A New Freedom

What It Was Like

I acted out. I practiced hard at it. I started at a young age. I lived my life in fear and fantasy. I did not know how to live in the real world. I wanted to be any place but “here.” Fantasy would take me over “there.” I acted out to feel better; I liked it, and I pursued it to the gates of insanity and death.

I did not come to my first SA meeting to get sober. I came because I wanted to feel better. My sponsor later told me, “You were scared to death. You were done.” When I came to my first meeting, I was given the pamphlets and phone numbers and told to use them. It was a Fourth Step meeting. I just sat down and started reading.

I started with a meeting a week for four weeks. That was fine with me. I acted out every day, but one meeting a week was enough for me. At 28 days sober, I couldn’t comprehend how to get up in the morning, go to work, make a living, pay the bills, and act like a normal person. But I thought I could give my wife advice. That’s how sick I was.

I went to a meeting and thanked the group. “I’m on my Fourth Step; I found God through the Third Step, and I’m grateful to be here.” After the meeting, one of the members came up to me and said, “You’ve got to stop patting yourself on the back so hard. You’re going to die.” Who did this guy think he was? He didn’t know who he was talking to!
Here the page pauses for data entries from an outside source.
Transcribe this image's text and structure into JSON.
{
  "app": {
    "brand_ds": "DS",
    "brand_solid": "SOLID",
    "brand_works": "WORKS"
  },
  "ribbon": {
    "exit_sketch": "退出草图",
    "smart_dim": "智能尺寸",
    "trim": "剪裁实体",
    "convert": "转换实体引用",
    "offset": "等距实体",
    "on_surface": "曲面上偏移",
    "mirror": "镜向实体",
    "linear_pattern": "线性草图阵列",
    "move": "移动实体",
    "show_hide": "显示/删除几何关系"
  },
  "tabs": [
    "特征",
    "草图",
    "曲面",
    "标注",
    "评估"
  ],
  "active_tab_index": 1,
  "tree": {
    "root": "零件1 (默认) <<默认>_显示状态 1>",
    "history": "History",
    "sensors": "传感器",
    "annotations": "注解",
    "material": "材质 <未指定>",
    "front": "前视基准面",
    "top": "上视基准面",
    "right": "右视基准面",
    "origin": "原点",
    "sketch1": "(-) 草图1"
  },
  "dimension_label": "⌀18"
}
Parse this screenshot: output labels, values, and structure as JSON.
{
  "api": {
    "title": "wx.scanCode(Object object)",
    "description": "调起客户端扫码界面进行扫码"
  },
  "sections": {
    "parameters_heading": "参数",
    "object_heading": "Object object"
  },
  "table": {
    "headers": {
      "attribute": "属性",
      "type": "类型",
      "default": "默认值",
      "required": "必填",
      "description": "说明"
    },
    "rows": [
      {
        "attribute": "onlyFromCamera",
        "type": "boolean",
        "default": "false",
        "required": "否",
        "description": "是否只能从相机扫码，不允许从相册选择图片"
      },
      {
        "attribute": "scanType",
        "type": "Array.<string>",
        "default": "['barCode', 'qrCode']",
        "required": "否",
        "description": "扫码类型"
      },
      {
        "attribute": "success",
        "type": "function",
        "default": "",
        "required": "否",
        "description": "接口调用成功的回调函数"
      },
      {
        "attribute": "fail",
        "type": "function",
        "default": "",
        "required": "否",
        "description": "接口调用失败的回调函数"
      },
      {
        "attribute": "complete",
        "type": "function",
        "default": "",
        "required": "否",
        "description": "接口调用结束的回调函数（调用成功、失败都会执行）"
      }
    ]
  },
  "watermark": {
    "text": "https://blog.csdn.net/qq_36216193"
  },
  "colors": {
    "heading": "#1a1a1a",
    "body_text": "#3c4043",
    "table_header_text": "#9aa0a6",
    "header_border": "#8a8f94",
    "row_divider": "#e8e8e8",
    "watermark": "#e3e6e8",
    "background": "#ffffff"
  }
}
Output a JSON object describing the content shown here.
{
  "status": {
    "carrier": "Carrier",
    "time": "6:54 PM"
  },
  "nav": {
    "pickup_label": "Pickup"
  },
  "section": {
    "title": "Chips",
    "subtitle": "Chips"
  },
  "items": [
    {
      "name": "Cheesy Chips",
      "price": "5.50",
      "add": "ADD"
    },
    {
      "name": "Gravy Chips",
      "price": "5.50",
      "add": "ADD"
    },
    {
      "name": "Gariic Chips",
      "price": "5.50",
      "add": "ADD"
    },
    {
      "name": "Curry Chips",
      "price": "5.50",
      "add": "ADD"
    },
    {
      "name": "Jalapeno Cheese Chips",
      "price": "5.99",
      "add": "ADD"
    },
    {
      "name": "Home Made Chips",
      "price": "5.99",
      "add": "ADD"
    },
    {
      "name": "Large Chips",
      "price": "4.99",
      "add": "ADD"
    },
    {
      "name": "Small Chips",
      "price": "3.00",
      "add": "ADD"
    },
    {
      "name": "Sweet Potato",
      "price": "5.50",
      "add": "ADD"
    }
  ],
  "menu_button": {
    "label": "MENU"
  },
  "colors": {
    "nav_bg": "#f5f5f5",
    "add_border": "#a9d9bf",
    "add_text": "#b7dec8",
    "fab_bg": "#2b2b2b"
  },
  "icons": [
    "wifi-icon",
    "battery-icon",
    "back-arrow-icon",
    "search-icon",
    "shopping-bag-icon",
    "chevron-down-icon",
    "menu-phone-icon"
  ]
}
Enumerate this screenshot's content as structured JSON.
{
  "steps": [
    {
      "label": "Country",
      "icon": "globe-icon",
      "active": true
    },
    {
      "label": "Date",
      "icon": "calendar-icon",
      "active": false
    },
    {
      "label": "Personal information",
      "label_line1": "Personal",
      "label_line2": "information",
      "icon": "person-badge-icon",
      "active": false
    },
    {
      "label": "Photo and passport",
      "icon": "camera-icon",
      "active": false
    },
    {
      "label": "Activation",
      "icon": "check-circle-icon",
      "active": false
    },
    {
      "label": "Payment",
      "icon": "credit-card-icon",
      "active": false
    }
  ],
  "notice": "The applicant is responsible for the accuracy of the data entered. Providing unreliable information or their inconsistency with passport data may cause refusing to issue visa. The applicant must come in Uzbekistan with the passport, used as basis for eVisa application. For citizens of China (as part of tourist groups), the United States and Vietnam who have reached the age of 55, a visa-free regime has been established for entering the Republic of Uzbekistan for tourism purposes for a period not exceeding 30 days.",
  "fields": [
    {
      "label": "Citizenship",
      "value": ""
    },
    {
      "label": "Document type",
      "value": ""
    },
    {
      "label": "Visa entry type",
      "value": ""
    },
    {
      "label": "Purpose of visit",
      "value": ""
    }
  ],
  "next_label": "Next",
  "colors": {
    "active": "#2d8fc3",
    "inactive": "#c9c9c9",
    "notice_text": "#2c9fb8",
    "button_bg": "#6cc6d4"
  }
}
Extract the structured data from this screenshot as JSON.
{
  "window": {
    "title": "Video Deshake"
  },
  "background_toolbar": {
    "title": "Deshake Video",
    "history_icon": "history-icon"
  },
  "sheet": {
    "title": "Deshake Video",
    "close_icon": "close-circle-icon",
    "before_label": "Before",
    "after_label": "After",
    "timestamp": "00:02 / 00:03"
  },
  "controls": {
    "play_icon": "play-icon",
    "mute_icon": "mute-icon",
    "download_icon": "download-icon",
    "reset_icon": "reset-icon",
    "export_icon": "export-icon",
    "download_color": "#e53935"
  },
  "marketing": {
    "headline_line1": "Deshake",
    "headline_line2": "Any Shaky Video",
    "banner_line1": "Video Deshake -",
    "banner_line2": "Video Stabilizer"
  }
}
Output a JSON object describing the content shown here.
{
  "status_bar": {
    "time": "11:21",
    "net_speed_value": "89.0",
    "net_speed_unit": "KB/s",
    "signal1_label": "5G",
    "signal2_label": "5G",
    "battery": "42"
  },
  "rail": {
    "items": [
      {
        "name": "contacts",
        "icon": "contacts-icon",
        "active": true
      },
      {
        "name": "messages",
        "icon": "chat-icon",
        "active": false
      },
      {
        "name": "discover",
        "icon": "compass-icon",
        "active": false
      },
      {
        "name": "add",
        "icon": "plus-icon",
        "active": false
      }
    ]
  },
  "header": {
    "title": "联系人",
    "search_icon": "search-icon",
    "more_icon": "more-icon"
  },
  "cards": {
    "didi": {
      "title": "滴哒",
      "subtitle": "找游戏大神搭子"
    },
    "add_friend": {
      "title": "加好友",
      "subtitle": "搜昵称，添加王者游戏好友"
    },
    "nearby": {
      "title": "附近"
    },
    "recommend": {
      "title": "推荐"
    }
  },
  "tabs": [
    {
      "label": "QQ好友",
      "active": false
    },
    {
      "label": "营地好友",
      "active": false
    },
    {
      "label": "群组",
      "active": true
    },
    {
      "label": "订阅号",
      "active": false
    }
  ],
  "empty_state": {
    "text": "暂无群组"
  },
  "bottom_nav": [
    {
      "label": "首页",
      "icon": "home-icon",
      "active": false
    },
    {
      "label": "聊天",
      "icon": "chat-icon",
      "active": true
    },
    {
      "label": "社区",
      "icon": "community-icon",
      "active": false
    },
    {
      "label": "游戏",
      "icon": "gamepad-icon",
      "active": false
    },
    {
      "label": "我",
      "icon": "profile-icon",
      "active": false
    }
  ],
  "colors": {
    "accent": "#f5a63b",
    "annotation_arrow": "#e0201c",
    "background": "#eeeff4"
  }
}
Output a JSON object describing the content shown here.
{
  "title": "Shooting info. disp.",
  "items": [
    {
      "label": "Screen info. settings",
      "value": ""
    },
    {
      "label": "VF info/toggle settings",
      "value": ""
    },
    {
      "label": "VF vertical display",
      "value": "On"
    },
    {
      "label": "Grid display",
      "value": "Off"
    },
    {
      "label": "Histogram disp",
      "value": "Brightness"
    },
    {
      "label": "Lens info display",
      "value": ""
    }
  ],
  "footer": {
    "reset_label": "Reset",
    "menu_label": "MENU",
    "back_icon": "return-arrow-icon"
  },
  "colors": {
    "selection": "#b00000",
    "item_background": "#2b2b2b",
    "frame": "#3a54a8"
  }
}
I killed that guy 15 times in my head on the way home that night. I got home and had a huge fight with my wife. When she left, I went straight for pornography. It was my favorite delusion, that this would make me feel better when all else failed. I could feel the madness all around me. There has never been a time that I could start acting out and then stop, including that night.

What Happened

I called the next day and asked for help. I found a sponsor. Withdrawal was awful. My whole body went crazy. No one told me about the tunnel vision, the humming in my ears, the nausea, and the cold sweats. I felt like I was going crazy. That was the last day I found it necessary to act out.

My sponsor suggested that if one meeting a week didn’t work for me, I should try two meetings a week. He didn’t yell at me about doing lots of meetings. I couldn’t do ninety meetings in ninety days, seven days a week, but I could do two meetings a week. Sometimes I did four or five. Sometimes I skipped meetings. I had a lot of different reasons why I couldn’t go to meetings: my wife didn’t want me to go, the kids wanted me home, it was raining, or I was tired. Funny, none of those reasons ever kept me from acting out. Never. Would anything keep me from going to see my favorite porn queen?

I was hanging on to four months’ sobriety and thought I was doing okay. I thought I was the one holding the group together. Then a member named Lloyd pointed out that I couldn’t string two coherent sentences together. He offered to be my sponsor. I started working the Steps with him. I told him it was his responsibility to keep me sober. He said I had it backwards, that I would keep him sober because Higher Power would be with the two of us.

I worked with Lloyd for four years. I watched this deadly disease kill him. If not for him, it would have killed me, too. I still think about him a lot.

My sponsor now is a beauty. He taught me how to love. He helped me learn to love my wife. I thought I could change things somehow. I stayed with her because she was my drug. I had to learn to love her so that she could leave me. My wife served me with divorce papers and my first thought was, “Wow, no more sex in my life, ever.” My sponsor had told me that everything I did revolved around, came down to, and eventually ended up being about sex. He thought I might get somewhere if I could realize that. That, and to stop complaining about everything. “You want some cheese with that whine?” he would ask.

What Its Like Now

I get up in the morning and go to work. I’m a bass fishing guide. Yeah, that’s right, I fish every day—and get paid to do it! My sponsor helped me to become self-supporting through my own efforts.

I made changes in my life. I can talk and relate to people. I can do that without making up fantasies in my head. My head was full of lies. I could not comprehend the truth. If I am alone, I hurt people. I am a liar, a cheat, a thief. Alone, that is who I am. With the help of other SAs, I have learned love, how to give and receive love. I did not know I was capable of that.

My sponsor taught me how to love and raise my kids. My daughter gave me a seashell the day I left the house. I carry that around to remind me where I have come from and where I am today. For me it represents the physical aspect of the Eleventh Step. My sponsor taught me about the Eleventh Step. My disease is threefold; my meditation has to be the same—physical, mental, and spiritual.

I was dying. Now I go to meetings, I go to work, I raise my kids. I don’t have to focus all my attention on myself. I have a bunch of crazy people I sponsor. I can focus on them. God sends me just the right people at just the right time. Sobriety is about responsibility. I have a role. I have to carry a message for my Creator’s purpose.

I do what I do every day, God, for your grace and glory alone. That is why I am here. I am sober today and very grateful. Thank you.